Have I any confidence in the flesh? Or have I got beyond all confidence in myself and in men and women of God; in books and prayers and ecstaties; and is my confidence placed in God himself, not his blessings? 'I am the almighty God'--El Shaddai, the Father-Mother God. The one thing for which we are all being disciplined it to know that God is real.
" O. Chambers, My Utmost for His Highest.

The "be still and listen" seems very Quakerly, as do images of darkness and light. But this passage dwells on finding God in the darkness. Do we Quakers rely too much on the "light?" What about "listening to good advice when it is dark, instead of waiting for God to send you the light?" What does this mean to you?


Hystery said...

Darkness is very important to me. I never wanted it to be, but what I wanted seems to have been beside the point. Here's a post I wrote on this topic.

Plainly Pagan

Marshall Massey (Iowa YM [C]) said...

Your first quoted paragraph ends with a citation of Isaiah 50:10-11. But although Isaiah 50:10-11 talks about times of darkness, it does not say that the darkness “comes from an excess of light.” I have no idea where Chambers gets that idea!

In the Bible, “be still and listen” is a variant form of the teaching to “wait upon YHWH”, and in one form or another it shows up repeatedly: thus, Psalms 46:10 and 62:5-6, and also (quite pertinently to this present discussion) Psalm 130:5-6, Isaiah 8:17 and Hebrews 9:28. Friends found these passages and made much of them, but so did quite a few contemplatives in other branches of christendom, and I don’t think it need surprise us that Oswald has done the same.

“Listening to good advice when it is dark, instead of waiting for God to send you the light”, seems to me to be what Isaiah 50:11 condemns when it speaks of people “who kindle a fire ... [and] walk in the light of [that] fire and the sparks [they themselves] have kindled.” Isaiah, of course, prophesies that such people will wind up “ly[ing] down in torment.” And this is only one of many passages in the Bible where we see the following of our own merely human wisdom condemned.

I personally don’t think Friends rely too much on the Light, but I think that many Friends do misunderstand what the Light is, so that they wind up relying on something else instead.

In the Bible, and in early Friends’ thinking, the Light is that which illuminates the moral dimension of things (the dimension of good versus bad, right versus wrong, healing versus hurtful, toward-God versus away-from-God) so that we can perceive it. When we find God in the darkness of isolation-from-Him and not-seeing-how-to-proceed, we find Him as Light, and more specifically as that moral illumination by which the devices, subterfuges, and deceptions of the Enemy are laid bare, so that we can see how to move forward. It is in this sense that John says, in the beautiful prologue to his Gospel, that “the Light shines in the darkness, and the darkness did not overcome it.” (John 1:5)

Diane said...

Dear Hystery and Marshall,

Thanks for the comments. I found this OC passage perplexing and felt I should put it out there.

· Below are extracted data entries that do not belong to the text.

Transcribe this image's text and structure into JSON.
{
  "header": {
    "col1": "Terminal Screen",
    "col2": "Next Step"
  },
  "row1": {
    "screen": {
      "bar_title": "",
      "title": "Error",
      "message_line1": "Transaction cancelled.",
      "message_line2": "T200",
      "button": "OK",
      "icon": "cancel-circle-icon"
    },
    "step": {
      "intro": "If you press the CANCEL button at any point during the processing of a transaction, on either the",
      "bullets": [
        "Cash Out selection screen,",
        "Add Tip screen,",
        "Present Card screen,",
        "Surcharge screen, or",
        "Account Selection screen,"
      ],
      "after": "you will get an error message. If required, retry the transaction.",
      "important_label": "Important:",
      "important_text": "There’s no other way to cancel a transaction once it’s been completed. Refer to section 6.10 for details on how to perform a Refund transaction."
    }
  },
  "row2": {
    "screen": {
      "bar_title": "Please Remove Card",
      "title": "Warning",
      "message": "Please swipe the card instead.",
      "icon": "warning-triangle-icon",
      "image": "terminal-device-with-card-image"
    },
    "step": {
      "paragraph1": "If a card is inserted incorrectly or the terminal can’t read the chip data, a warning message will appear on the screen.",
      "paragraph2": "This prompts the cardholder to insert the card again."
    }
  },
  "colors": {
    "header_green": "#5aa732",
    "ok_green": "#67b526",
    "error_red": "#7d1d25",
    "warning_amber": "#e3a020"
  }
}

Orthodox Christian meets Pagan--I keep meeting and loving Pagans, especially when I am walking most closely in the faith. I remember that love is the strongest force in the universe, binding us all together. :)

Roger Reynolds said...

Marshall's comment made me think of Langston Hughes' short memoir of his conversion experience when he was 12 years old ("Salvation".

Hughes says that "My aunt told me that when you were saved you saw a light, and something happened to you inside!" He goes to meeting but he never does "see the light." and ends up being saved as a way to placate his aunt. He chooses his aunt over his personal integrity.